EXPLORING MODAFINIL NEUROPROTECTIVE EFECTS ON METHAMPHETAMINE ACUTE TOXIC DOSE

BISAGNO V., RAINERI, M., PESKIN V., URBANO, F.J., WIKINSKI S.I

Rosario, Argentina

Congreso; XLI REUNION SAFE (SOCIEDAD ARGENTINA DE FARMACOLOGIA EXPERIMENTAL); 2009

SAFE

Acute toxic dosing models (ATD) of methamphetamine (METH) have previously shown to affect dopaminergic and/or serotonergic systems in the rodent brain. In order to explore potential neuroprotective effects of modafinil, a vigilance enhancer/antinarcoleptic drug, Swiss Webster mice were injected with a METH ATD protocol (3 X 7 mg/kg, i.p. injections, 3 hour apart), modafinil (180 mg/kg, 2 i.p. injections, 1h before first METH injection and 1h before third injection) or METH+modafinil; control group received vehicles.
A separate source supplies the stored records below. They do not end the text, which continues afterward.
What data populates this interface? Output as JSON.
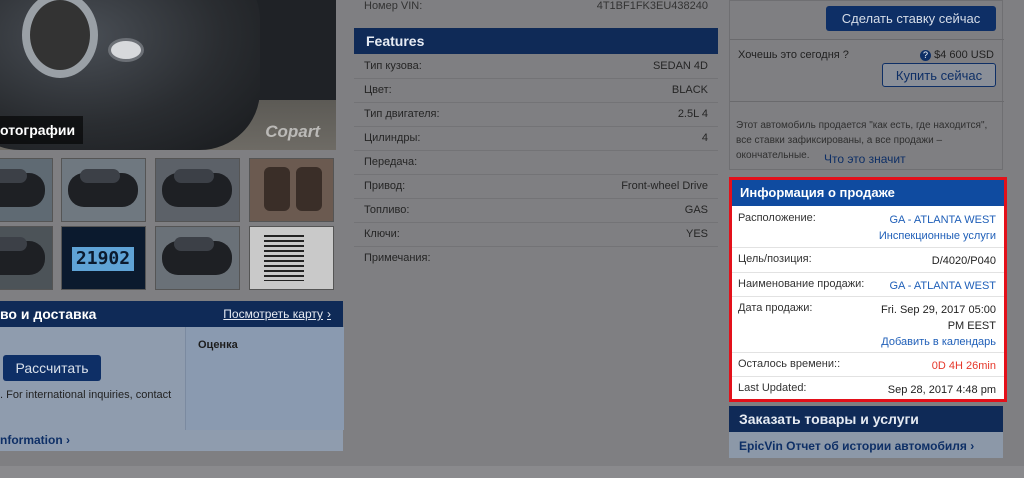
{
  "photos": {
    "label": "отографии",
    "watermark": "Copart",
    "odometer": "21902"
  },
  "shipping": {
    "title": "во и доставка",
    "map_link": "Посмотреть карту",
    "calc_button": "Рассчитать",
    "estimate_label": "Оценка",
    "note": ". For international inquiries, contact",
    "info_link": "nformation"
  },
  "vin": {
    "label": "Номер VIN:",
    "value": "4T1BF1FK3EU438240"
  },
  "features": {
    "title": "Features",
    "rows": [
      {
        "label": "Тип кузова:",
        "value": "SEDAN 4D"
      },
      {
        "label": "Цвет:",
        "value": "BLACK"
      },
      {
        "label": "Тип двигателя:",
        "value": "2.5L 4"
      },
      {
        "label": "Цилиндры:",
        "value": "4"
      },
      {
        "label": "Передача:",
        "value": ""
      },
      {
        "label": "Привод:",
        "value": "Front-wheel Drive"
      },
      {
        "label": "Топливо:",
        "value": "GAS"
      },
      {
        "label": "Ключи:",
        "value": "YES"
      },
      {
        "label": "Примечания:",
        "value": ""
      }
    ]
  },
  "bid": {
    "bid_button": "Сделать ставку сейчас",
    "want_today": "Хочешь это сегодня ?",
    "price": "$4 600 USD",
    "buy_button": "Купить сейчас",
    "as_is": "Этот автомобиль продается \"как есть, где находится\", все ставки зафиксированы, а все продажи – окончательные.",
    "what_link": "Что это значит"
  },
  "sale_info": {
    "title": "Информация о продаже",
    "location_label": "Расположение:",
    "location_value": "GA - ATLANTA WEST",
    "inspection_link": "Инспекционные услуги",
    "lane_label": "Цель/позиция:",
    "lane_value": "D/4020/P040",
    "sale_name_label": "Наименование продажи:",
    "sale_name_value": "GA - ATLANTA WEST",
    "date_label": "Дата продажи:",
    "date_value_1": "Fri. Sep 29, 2017 05:00",
    "date_value_2": "PM EEST",
    "calendar_link": "Добавить в календарь",
    "time_left_label": "Осталось времени::",
    "time_left_value": "0D 4H 26min",
    "updated_label": "Last Updated:",
    "updated_value": "Sep 28, 2017 4:48 pm"
  },
  "order": {
    "title": "Заказать товары и услуги",
    "link": "EpicVin Отчет об истории автомобиля"
  },
  "icons": {
    "help": "question-circle-icon",
    "chevron": "chevron-right-icon"
  },
  "colors": {
    "header_navy": "#0f2a57",
    "sale_header_blue": "#0f4ba0",
    "highlight_red": "#e3101a",
    "link_blue": "#1f5fb8",
    "time_red": "#e5372a"
  }
}
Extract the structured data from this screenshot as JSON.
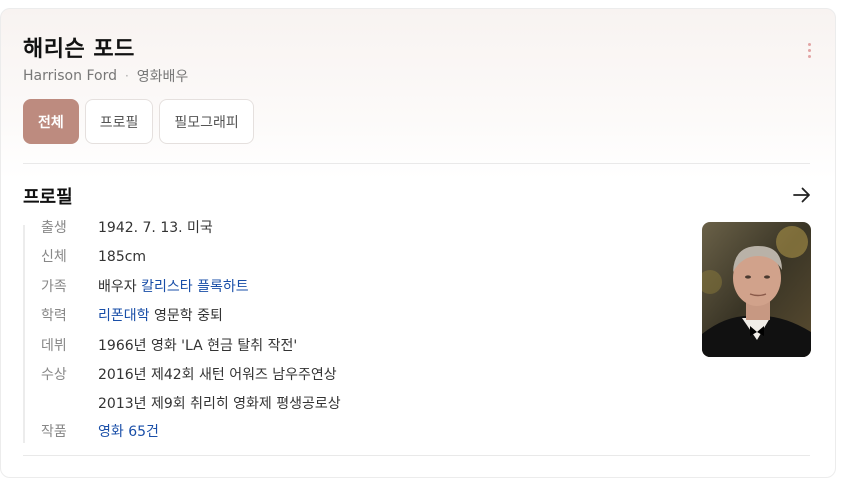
{
  "header": {
    "name": "해리슨 포드",
    "english_name": "Harrison Ford",
    "separator": "·",
    "occupation": "영화배우"
  },
  "tabs": [
    {
      "label": "전체",
      "active": true
    },
    {
      "label": "프로필",
      "active": false
    },
    {
      "label": "필모그래피",
      "active": false
    }
  ],
  "profile": {
    "section_title": "프로필",
    "rows": {
      "birth": {
        "key": "출생",
        "value": "1942. 7. 13. 미국"
      },
      "body": {
        "key": "신체",
        "value": "185cm"
      },
      "family": {
        "key": "가족",
        "prefix": "배우자",
        "link": "칼리스타 플록하트"
      },
      "education": {
        "key": "학력",
        "link": "리폰대학",
        "suffix": "영문학 중퇴"
      },
      "debut": {
        "key": "데뷔",
        "value": "1966년 영화 'LA 현금 탈취 작전'"
      },
      "awards": {
        "key": "수상",
        "line1": "2016년 제42회 새턴 어워즈 남우주연상",
        "line2": "2013년 제9회 취리히 영화제 평생공로상"
      },
      "works": {
        "key": "작품",
        "link": "영화 65건"
      }
    }
  },
  "colors": {
    "accent": "#bd8b7f",
    "link": "#1a4fa8",
    "more_dots": "#e2a4a4"
  },
  "icons": {
    "more": "more-vertical-icon",
    "arrow": "arrow-right-icon"
  }
}
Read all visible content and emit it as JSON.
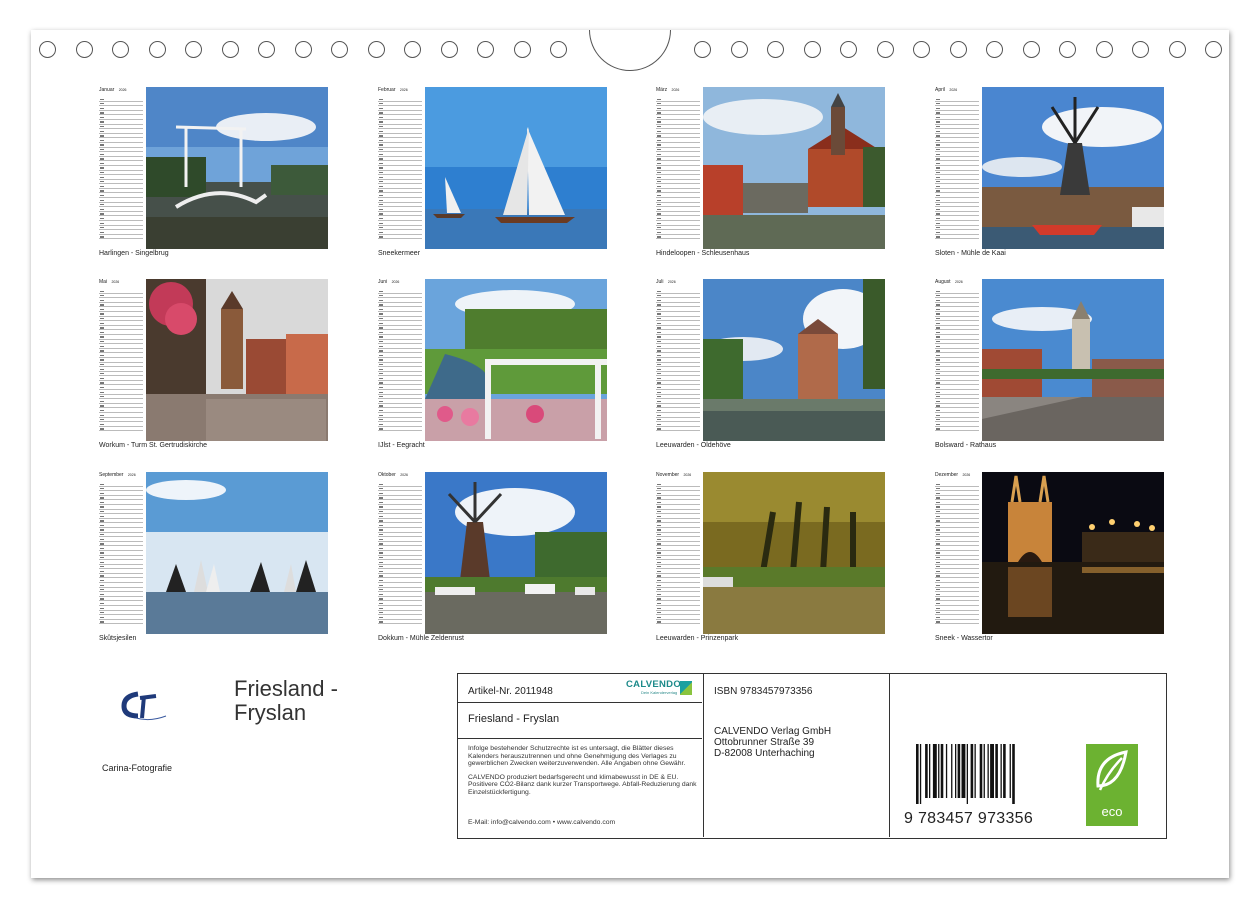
{
  "months": [
    {
      "name": "Januar",
      "year": "2026",
      "caption": "Harlingen - Singelbrug"
    },
    {
      "name": "Februar",
      "year": "2026",
      "caption": "Sneekermeer"
    },
    {
      "name": "März",
      "year": "2026",
      "caption": "Hindeloopen - Schleusenhaus"
    },
    {
      "name": "April",
      "year": "2026",
      "caption": "Sloten - Mühle de Kaai"
    },
    {
      "name": "Mai",
      "year": "2026",
      "caption": "Workum - Turm St. Gertrudiskirche"
    },
    {
      "name": "Juni",
      "year": "2026",
      "caption": "IJlst - Eegracht"
    },
    {
      "name": "Juli",
      "year": "2026",
      "caption": "Leeuwarden - Oldehöve"
    },
    {
      "name": "August",
      "year": "2026",
      "caption": "Bolsward - Rathaus"
    },
    {
      "name": "September",
      "year": "2026",
      "caption": "Skûtsjesilen"
    },
    {
      "name": "Oktober",
      "year": "2026",
      "caption": "Dokkum - Mühle Zeldenrust"
    },
    {
      "name": "November",
      "year": "2026",
      "caption": "Leeuwarden - Prinzenpark"
    },
    {
      "name": "Dezember",
      "year": "2026",
      "caption": "Sneek - Wassertor"
    }
  ],
  "info": {
    "title": "Friesland - Fryslan",
    "photographer": "Carina-Fotografie",
    "article": "Artikel-Nr. 2011948",
    "publisher_brand": "CALVENDO",
    "publisher_tagline": "Dein Kalenderverlag",
    "calendar_title": "Friesland - Fryslan",
    "legal_1": "Infolge bestehender Schutzrechte ist es untersagt, die Blätter dieses Kalenders herauszutrennen und ohne Genehmigung des Verlages zu gewerblichen Zwecken weiterzuverwenden. Alle Angaben ohne Gewähr.",
    "legal_2": "CALVENDO produziert bedarfsgerecht und klimabewusst in DE & EU. Positivere CO2-Bilanz dank kurzer Transportwege. Abfall-Reduzierung dank Einzelstückfertigung.",
    "contact": "E-Mail: info@calvendo.com • www.calvendo.com",
    "isbn": "ISBN 9783457973356",
    "publisher_name": "CALVENDO Verlag GmbH",
    "publisher_street": "Ottobrunner Straße 39",
    "publisher_city": "D-82008 Unterhaching",
    "barcode_number": "9 783457 973356",
    "eco_label": "eco"
  }
}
As expected, METH induced hyperthermia, but modafinil did not block the effect. We then measured monoamine striatal content by HPLC 6 days after METH ATD. The group that received METH showed depletion on both DA and dopaminergic metabolites; no serotonergic depletion was observed. However, the group that received the co-administration of modafinil and METH showed similar dopaminergic content values to the control (vehicle-vehicle) group suggesting a modafinil protective effect against METH-induced dopaminergic depletion. Also, we performed behavioral analysis of mice spontaneous exploratory activity and we found a subtle decrease of total locomotion and velocity in METH treated groups (6 days after last METH injection), modafinil co-administration was not able to modulate this effect. Supported by Grants from: ANPCyT PICT 2007-01009 (to Dr. Urbano), and ANPCyT PICT 2005-31953 and UBACYT M073 (to Dr. Wikinski).